Weakened versions of it definitely hold true for programming languages. Try writing software to solve the same non-trivial problem in several different programming languages, and this will quickly become apparent.

I did this, over the past several months, in Python, Haskell, JavaScript, and C. The Python and JavaScript versions felt pretty similar, but Haskell and C felt unique. If I weren't so busy right now, I'd re-write it in Lisp. I'm pretty sure it would fit naturally with Lisp.


I think it's a bit silly not to acknowledge that a weak version of linguistic relativity holds. Anybody who's ever learned a new word can see intuitively that language has an effect on your conceptualization of the world.

This is an interesting read on the way that the so-called "Sapir-Whorf Hypothesis" has been used as a straw man argument over the years. There is also some fascinating material on Whorf's work: http://www.enformy.com/dma-Chap7.htm ("The Great Whorf Hypothesis Hoax")


They don't? That's news to me. Linguistic relativity, at least using a weaker "intuitive" understanding of the concept, seems like the most obvious thing in the world.
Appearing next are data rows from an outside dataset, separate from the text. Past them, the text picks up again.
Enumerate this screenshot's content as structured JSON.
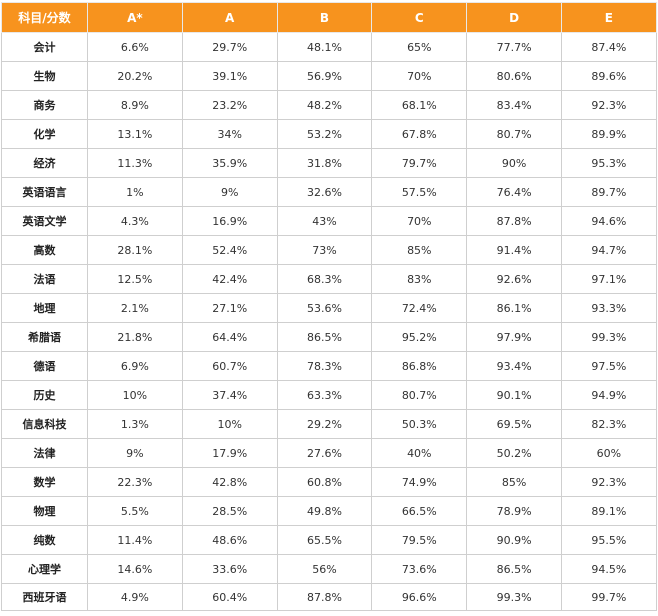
{
  "table": {
    "headers": [
      "科目/分数",
      "A*",
      "A",
      "B",
      "C",
      "D",
      "E"
    ],
    "rows": [
      [
        "会计",
        "6.6%",
        "29.7%",
        "48.1%",
        "65%",
        "77.7%",
        "87.4%"
      ],
      [
        "生物",
        "20.2%",
        "39.1%",
        "56.9%",
        "70%",
        "80.6%",
        "89.6%"
      ],
      [
        "商务",
        "8.9%",
        "23.2%",
        "48.2%",
        "68.1%",
        "83.4%",
        "92.3%"
      ],
      [
        "化学",
        "13.1%",
        "34%",
        "53.2%",
        "67.8%",
        "80.7%",
        "89.9%"
      ],
      [
        "经济",
        "11.3%",
        "35.9%",
        "31.8%",
        "79.7%",
        "90%",
        "95.3%"
      ],
      [
        "英语语言",
        "1%",
        "9%",
        "32.6%",
        "57.5%",
        "76.4%",
        "89.7%"
      ],
      [
        "英语文学",
        "4.3%",
        "16.9%",
        "43%",
        "70%",
        "87.8%",
        "94.6%"
      ],
      [
        "高数",
        "28.1%",
        "52.4%",
        "73%",
        "85%",
        "91.4%",
        "94.7%"
      ],
      [
        "法语",
        "12.5%",
        "42.4%",
        "68.3%",
        "83%",
        "92.6%",
        "97.1%"
      ],
      [
        "地理",
        "2.1%",
        "27.1%",
        "53.6%",
        "72.4%",
        "86.1%",
        "93.3%"
      ],
      [
        "希腊语",
        "21.8%",
        "64.4%",
        "86.5%",
        "95.2%",
        "97.9%",
        "99.3%"
      ],
      [
        "德语",
        "6.9%",
        "60.7%",
        "78.3%",
        "86.8%",
        "93.4%",
        "97.5%"
      ],
      [
        "历史",
        "10%",
        "37.4%",
        "63.3%",
        "80.7%",
        "90.1%",
        "94.9%"
      ],
      [
        "信息科技",
        "1.3%",
        "10%",
        "29.2%",
        "50.3%",
        "69.5%",
        "82.3%"
      ],
      [
        "法律",
        "9%",
        "17.9%",
        "27.6%",
        "40%",
        "50.2%",
        "60%"
      ],
      [
        "数学",
        "22.3%",
        "42.8%",
        "60.8%",
        "74.9%",
        "85%",
        "92.3%"
      ],
      [
        "物理",
        "5.5%",
        "28.5%",
        "49.8%",
        "66.5%",
        "78.9%",
        "89.1%"
      ],
      [
        "纯数",
        "11.4%",
        "48.6%",
        "65.5%",
        "79.5%",
        "90.9%",
        "95.5%"
      ],
      [
        "心理学",
        "14.6%",
        "33.6%",
        "56%",
        "73.6%",
        "86.5%",
        "94.5%"
      ],
      [
        "西班牙语",
        "4.9%",
        "60.4%",
        "87.8%",
        "96.6%",
        "99.3%",
        "99.7%"
      ]
    ]
  },
  "colors": {
    "header_bg": "#f7931e",
    "header_text": "#ffffff",
    "border": "#cfcfcf"
  }
}
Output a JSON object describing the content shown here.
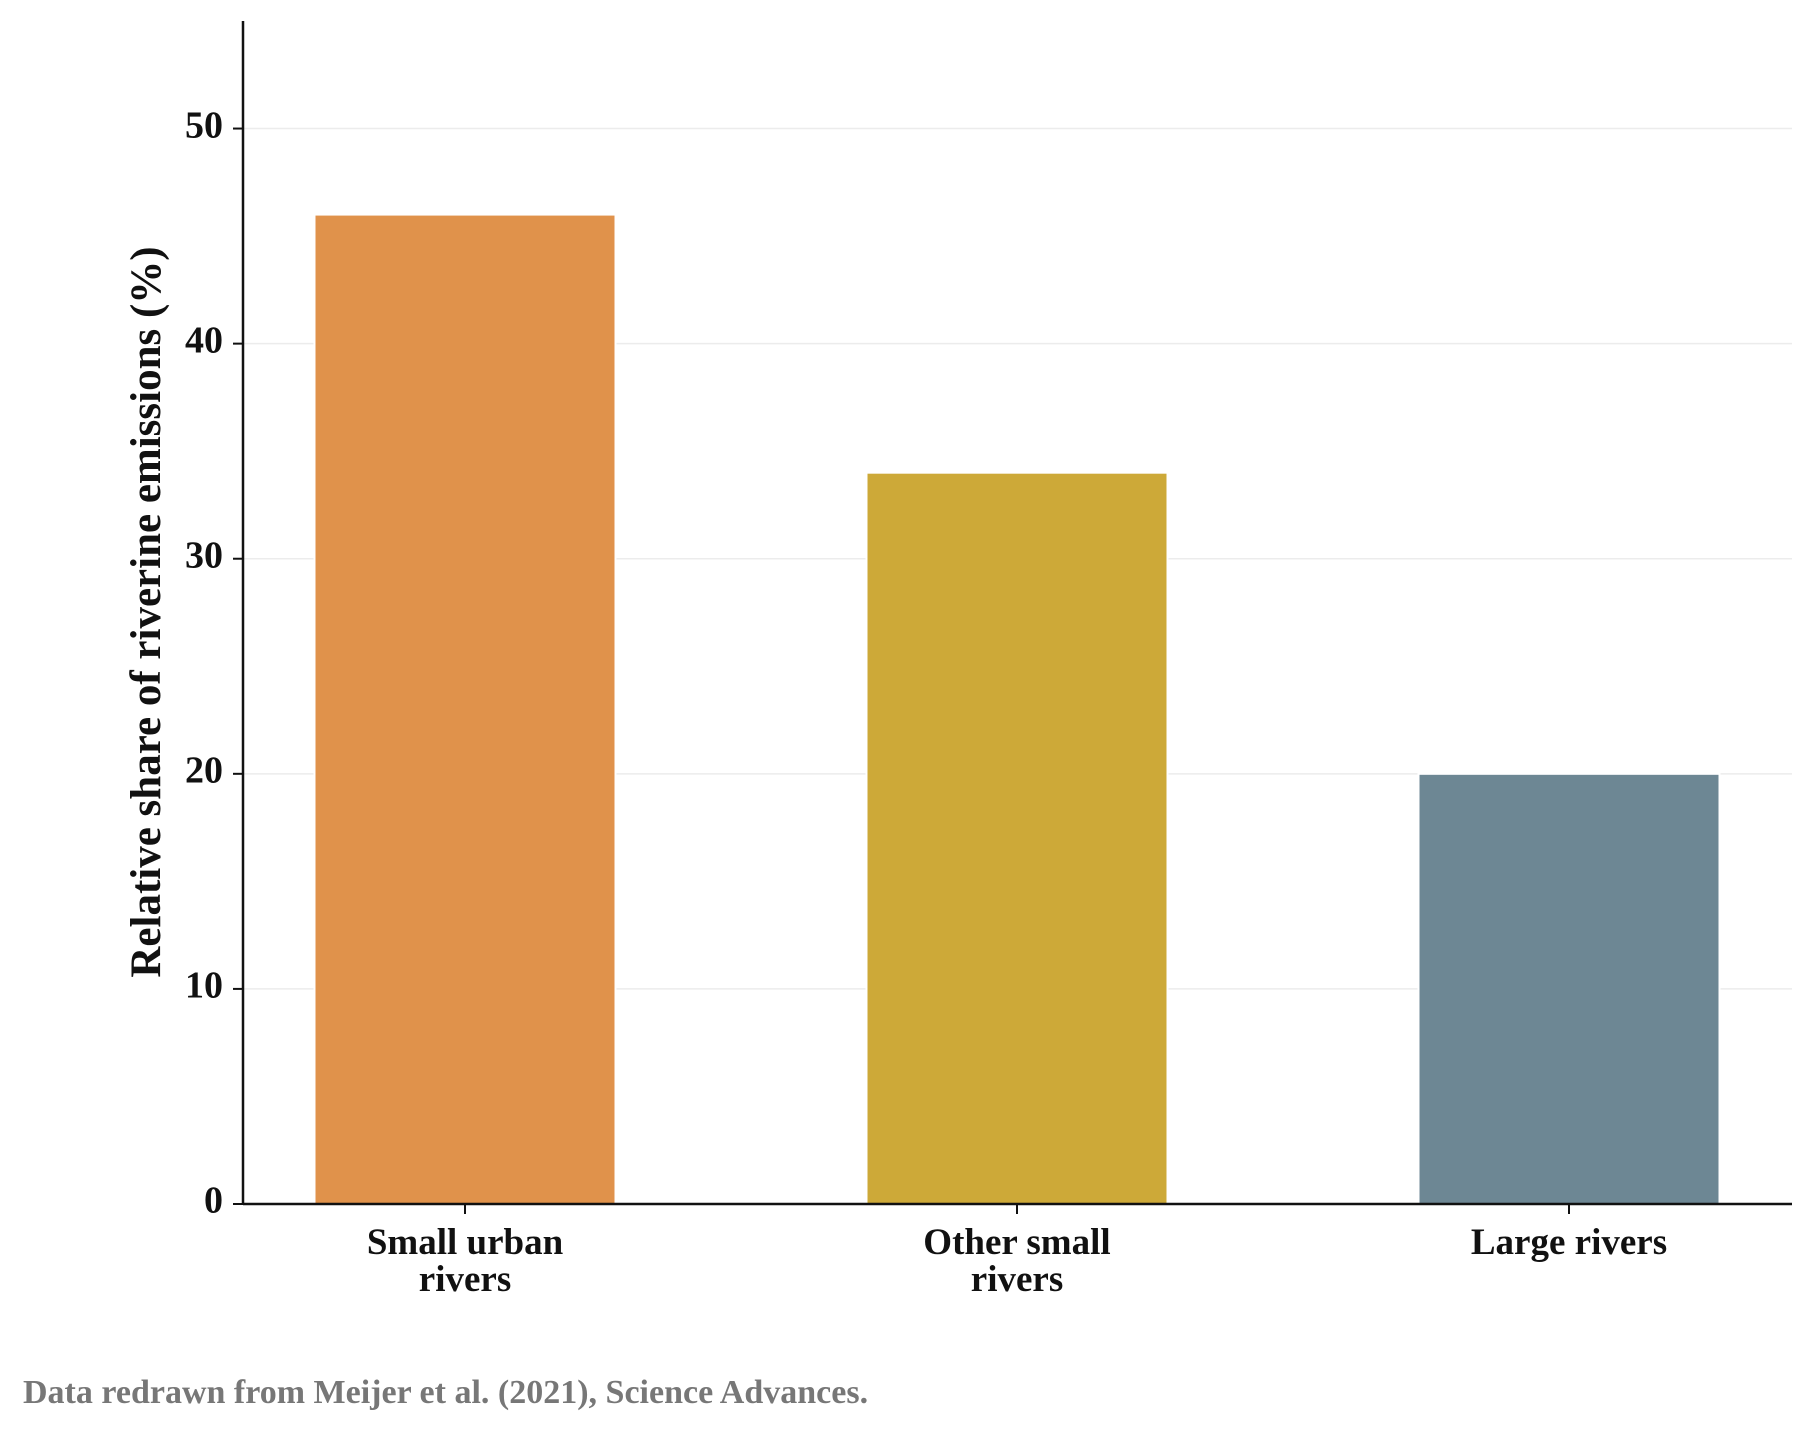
{
  "chart_data": {
    "type": "bar",
    "y_label": "Relative share of riverine emissions (%)",
    "categories": [
      "Small urban\nrivers",
      "Other small\nrivers",
      "Large rivers"
    ],
    "values": [
      46,
      34,
      20
    ],
    "colors": [
      "#e0924b",
      "#cda938",
      "#6d8794"
    ],
    "ylim": [
      0,
      55
    ],
    "yticks": [
      0,
      10,
      20,
      30,
      40,
      50
    ],
    "grid": true,
    "note": "Data redrawn from Meijer et al. (2021), Science Advances."
  }
}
Yes! Making a new function in Obj-C is so unnecessarily complicated. I would bet that Obj-C functions are much longer on average than more functional languages. Though header files are great for documentation, most functions one writes should NOT be public but small Lisp-like macros which should not be part of the object's header.

Yes, I know you can make 'private' functions by declaring them at the top of your implementation file. However, this seems like a hack insomuch as you never look at these declarations again until you write another private function - they're just there so your code compiles without warnings.

Here's hoping for Obj-C 3.


Since Objective-C is a superset of C, it also gets compiled in a top-down fashion[1]. if you don't want to add a method to your interface (public or private), just put it above everything else that will use it.

1. I believe there is something about only allowing fir a single pass in the standard, but, don't quote me on it.


Yeah, unfortunately you'll get a lot of warnings from Xcode if you do this.


No you don't. You get warnings about not responding to the method if you put the method implementation after it is used. If it is before, it works fine. Example implementation:

  @implementation SomeClass
  - (void) foo { [self baz]; } // a warning will occur; the compiler doesn't know about - baz yet.
  - (void) bar { [self foo]; } // a warning will not occur; the compiler knows about - foo already.
  - (void) baz { NSLog(@"bzz"); } // doesn't do anything special
  @end


It's been a while since I used either C++ or lisp, but for a function that's only used in the same class, isn't it just the function name, argument names and types, and type of return value? You only need to mess around with header files if it will be used elsewhere.

For lisp, you still need the function name and argument names (don't you? or is it common to access them as a list, with cddr etc?) - so it seems the saving is only in the type of return value and types of parameters. That is extra typing, but it doesn't seem much more - I guess it may make a difference at the margin. But if so, this is just dynamic typing. You still choose argument names and a function name.

Or is it more a cultural, idiomatic thing, of what's customary in a language? Which is the author's point, of Sapir-Whorf. I think of course you'll tend to do what's accepted in a language, what's easiest, what its strengths are. But it's also possible to cross-use idioms. It may be a little awkward, but if it really is right idiom for that specific task, it should help.

Or it might be another kind of cultural factor: that the author's C++ is work code, seen by other people (or more likely to be), and so function and argument names need to be fretted over, for others to understand (and also not criticize) them. I'm just guessing here. Why fret over C++ names, but not lisp names?